I'm certain that I wasn't clear enough in my 1st explanation of my routine workflow. What I'm talking about has very little to do with the cameras and the cards and more to do with a working project and all of its media on one hard drive and a separate backup event on a different hard drive. I'm certain I'm missing something that Apple has designed that I either don't know about or I'm using it it incorrectly. For example.
1. I returned from day number 1 of a five-day shoot. I connect camera and cards and import all footage into the event on my working hard drive. Once that is completed I choose the event and duplicate the event and all of its media onto a backup drive separate from the drive that the original event is stored on.
2. I returned from day number 2 and import once again cameras and cards into the original event on the working hard drive. From here I have done one of 3 things.
A. If I'm feeling lucky I delete the backup event on the backup drive and then duplicate the event once again with the 2nd days footage on it as well is the 1st. So now I have an updated backup event with a with 1 both days footage on it. And I rename it after the word copy I add the 2nd days date.
B. after importing the 2nd days footage I duplicate the event and rename it with the date of the 2nd day of shooting after the word copy. Once that is finished I delete the original copy of the event on the backup disk which contained only the 1st day's footage.
C. In place of deleting an event I simply add/import the new media into that event one of 2 ways. I either imported from the original camera or cards just as I imported it into the original event. Or I import the newly added footage from the original media folder of the event into a copy of the event. But that leaves you open for errors or omissions.
So in synopsis what I'm looking for is a great workflow for continually updating ongoing backup projects.
I completly understand your explanation of yur work flow. I use a firewire drive as my working drive to edit from and a USB drive to back-up because they are less expensive.
Why can't you just use the "create camera archive" button to archive your shoot media before you load it into FCX? That way you have your footage saved and then duplicated for editing.
Another way of going is to set up an automated backup program that will look at your edit drive each night and copy the new data (Carbon Copy Cloner?)
Doesn't FCX want to create a new Event for each day's shoot?

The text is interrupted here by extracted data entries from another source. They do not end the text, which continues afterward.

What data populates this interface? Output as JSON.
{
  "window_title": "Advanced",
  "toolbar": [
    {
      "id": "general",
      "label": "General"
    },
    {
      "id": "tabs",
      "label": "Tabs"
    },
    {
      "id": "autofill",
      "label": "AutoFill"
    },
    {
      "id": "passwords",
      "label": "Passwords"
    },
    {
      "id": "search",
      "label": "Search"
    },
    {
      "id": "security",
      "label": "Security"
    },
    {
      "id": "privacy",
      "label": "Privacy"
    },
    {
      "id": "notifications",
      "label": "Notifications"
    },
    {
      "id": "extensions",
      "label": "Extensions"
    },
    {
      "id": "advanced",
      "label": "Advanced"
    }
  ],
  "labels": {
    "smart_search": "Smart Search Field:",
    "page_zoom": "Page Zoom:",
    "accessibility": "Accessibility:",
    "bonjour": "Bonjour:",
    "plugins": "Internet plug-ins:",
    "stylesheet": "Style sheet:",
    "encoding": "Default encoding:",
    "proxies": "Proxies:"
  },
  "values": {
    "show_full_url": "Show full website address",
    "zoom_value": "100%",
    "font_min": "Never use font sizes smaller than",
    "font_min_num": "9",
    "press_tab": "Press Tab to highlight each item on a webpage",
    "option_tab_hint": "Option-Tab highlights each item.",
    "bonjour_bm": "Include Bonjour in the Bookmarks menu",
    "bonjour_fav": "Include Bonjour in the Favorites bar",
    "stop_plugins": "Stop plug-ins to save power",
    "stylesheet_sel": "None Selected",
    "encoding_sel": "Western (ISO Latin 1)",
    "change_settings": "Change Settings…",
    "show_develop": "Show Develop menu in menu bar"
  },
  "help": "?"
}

Are you somehow making it ingest into one single event? If you have separate events for each day's shoot, then the copying may not be so complicated.
I could create camera archive, but as I shoot stills and video often on the same card I have a different backup system for stills. I'm a professional photographer and use aperture and my agent has a complete backup on her computer as well as online storage. So an archive would archive the entire contents of the card as I understand it. But more importantly I'm working on projects of fast deadlines. So I prefer to have a complete event with project files copied to a separate drive. So that in the event of a hard drive loss or crash. I can simply copy the event back to a faster hard drive for working and be working within hours. It appears after all the comments about my adopted workflow that I might have a unique workflow. Somehow I can't imagine that. To answer your question about FCX wanting to create a new event for each day's shoot. That is not the case at all. You just simply select the event choose import from camera or import from files and you can continue adding new media as often as you like to the same event.